Un bref coup d’œil sur la campagne, par-dessus un mur des environs de la ville, me libère plus complètement que ne le ferait un long voyage pour quelqu’un d’autre. Tout point de vue est le sommet d’une pyramide inversée, dont la base est indéfinissable.

Pessoa, Livre de l’Intranquillité


Dans le bruit de l’été qui s’écroule comme des pays encerclés qui ne sont pas des pays, comme des avions dans les déserts, comme des foule qui s’éparpillent, respirer la poussière des arènes tous les matins est une hygiène de chaque jour ; ici la ville est loin, et j’en suis le centre : il suffit de lever les yeux au ciel qui est proche et qu’on n’atteint jamais.

Des étés passés dans Paris, je garde toujours le souvenir de chaleurs que je n’éprouve qu’ici, attaché au souvenir de la mort de Bergman et d’Antonioni, disparus le même jour. Souvenir qui fait craindre, toujours en ces mêmes jours, les disparitions tragiques qui emportent avec un homme tout un monde et une manière d’y croire. L’été tombe sur nous et, avec lui, le sentiment de plus en plus fort d’être au mois des disparitions, pourquoi ?

Quand un avion disparaît, je pense toujours aux cris tous ensemble jetés aux dernières secondes. Et quand c’est un pays entier ?

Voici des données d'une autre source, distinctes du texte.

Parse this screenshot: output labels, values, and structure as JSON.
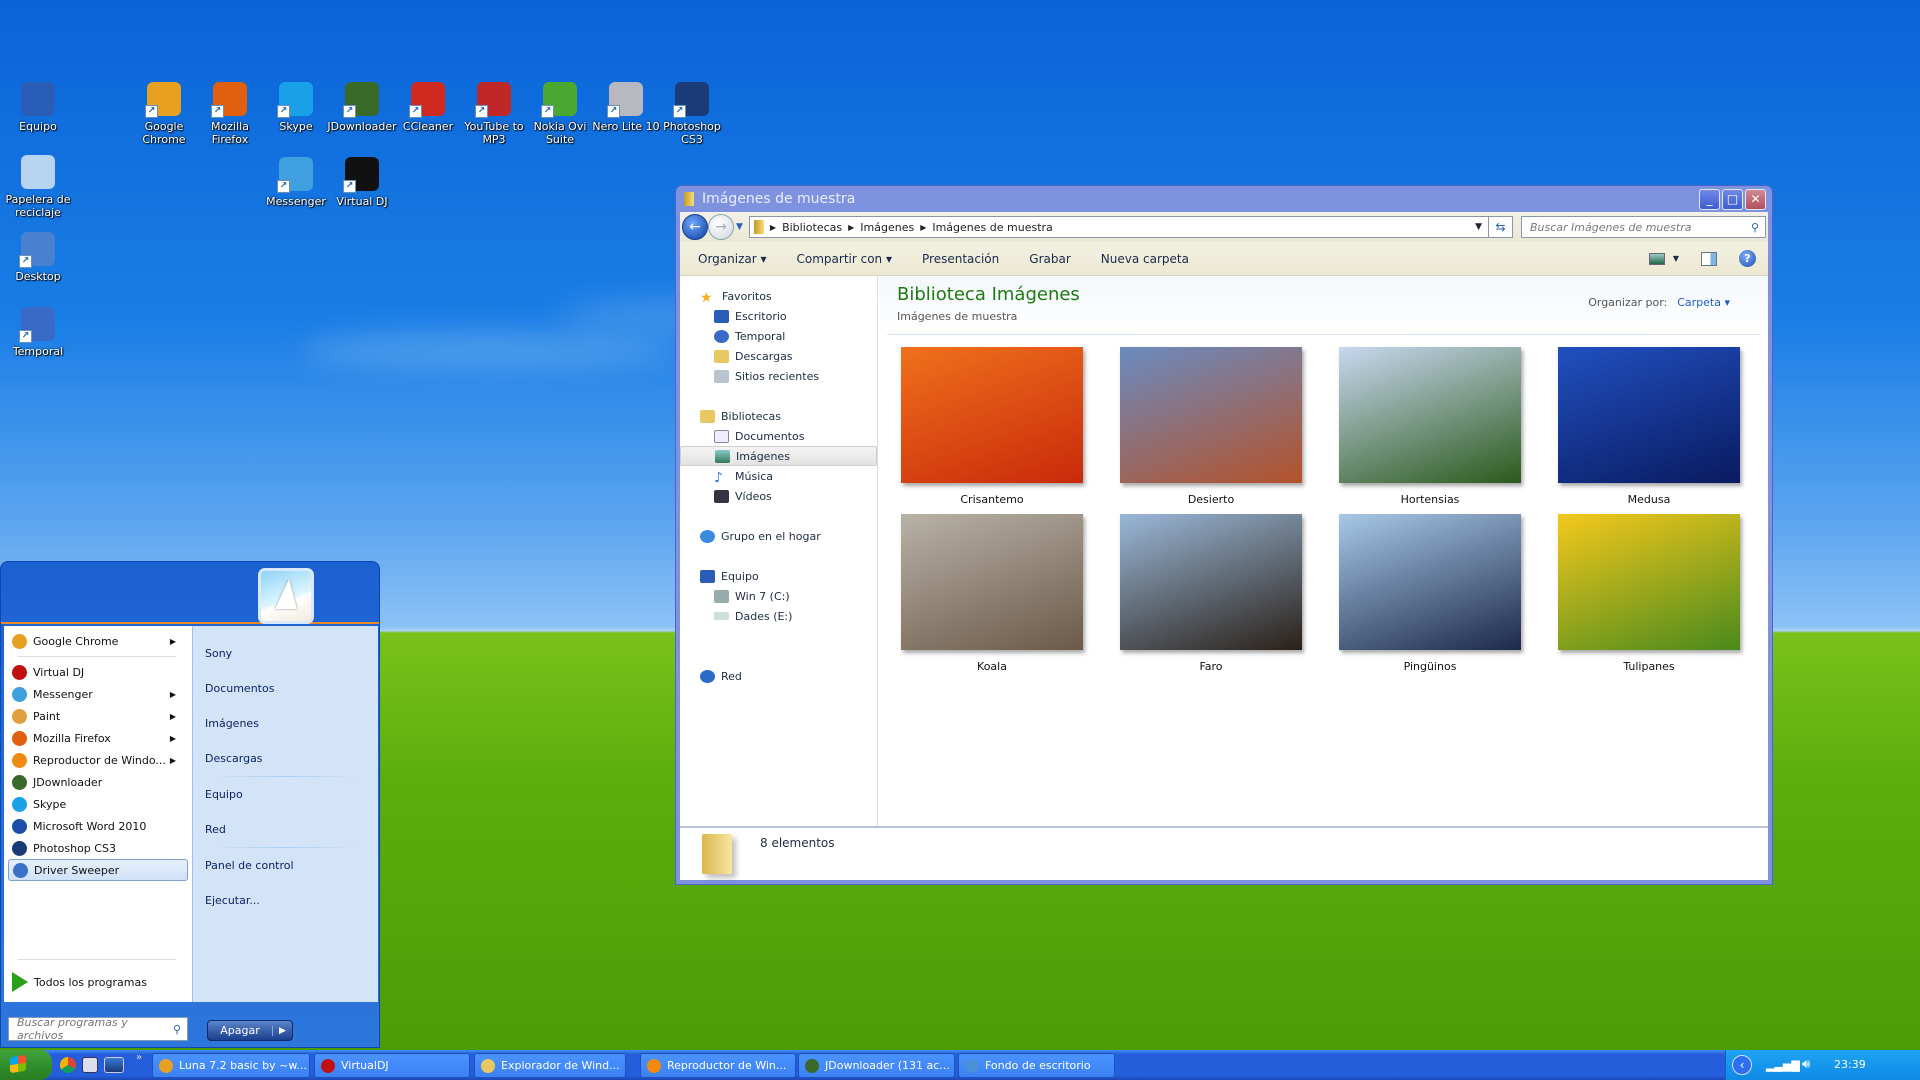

Tout se mélange de plus en plus sur les écrans et dans les radios, et sur la surface écrite du monde que les journaux recouvrent de plus en plus, tout qui vient remplacer tout — on aurait perdu le sens des étoilements et des figures géométriques qui étaient capables de rendre lisible le réel ?

Les titres dans la presse : je les parcours. L’indignation facile, celle qui prend parti ; partout se lit les positions figées des lignes de partage acquises, comme si un jour l’histoire ne pourrait jamais être celle d’un commencement. On sait bien pourtant comme tout finira : avec de la haine pour notre temps présent qui n’avait rien compris, alors qu’il suffisait de. On le sait bien déjà, on est déjà tout empli de cette haine, et de pitié pour le temps futur, et de compassion pour tous.

Ce matin, j’ai pensé finalement que certains problèmes n’avaient pas de solution — peut-être que la tragédie tient moins en ce constat que dans son acception, alors, il fallait bien le refuser (et sortir aux arènes pour accepter de le refuser ainsi).

Les sapeurs-pompiers jouaient maladroitement au foot dans la poussière et sous le soleil de plomb de neuf heures, les échos joyeux au milieu de ma lecture de la presse n’avaient aucun sens, et pourtant, il était le sens de ma lecture.

La ville derrière est toujours plus haute — de la pyramide où je la regarde quand je descends Monge, l’impression de descendre et de retourner puiser à la surface les mots pour écrire le livre qui n’est une vie qu’en apparence. Le livre que j’écris patiemment ne relève pas de moi, cela me libère ; permet que le lendemain je puisse monter jusqu’en haut de la ville trouver la force d’en redescendre et de recommencer.

Se préserver un peu du site, parce qu’est grande la crainte de redoubler les cris absurdes et les moi haïssables qui me peuplent — se tenir éloigné de moi, aussi, se préserver de mon propre réel qu’en écrivant je pourrai abolir. Lire. Regarder le ciel et la ville à part égal comme deux adversaires qui ne savent pas qu’ils sont l’un et l’autre la condition de chacun, et de nous.

Chercher des appartements : une nouvelle ville — avec la pensée de vivre de nouveau.

Le soir, il y a enfin quand la chaleur est partie, que l’été lui aussi repose au fond de la journée, le temps qui s’allonge et contre lequel s’allonger — et dormir parce que là est le sens véritable.

Charge au lendemain de recommencer l’été, continuellement écrasé contre nous — la colère contre le réel, l’impuissance de cette colère, la peur de lui appartenir puisqu’en lisant les journaux on y participe, le désir d’y être confondu puisqu’en lisant les journaux on s’y délivre ; et la pensée qui sauve : derrière moi, la tour Jussieu en miroir travaille chaque seconde de chaque jour à refléter le ciel.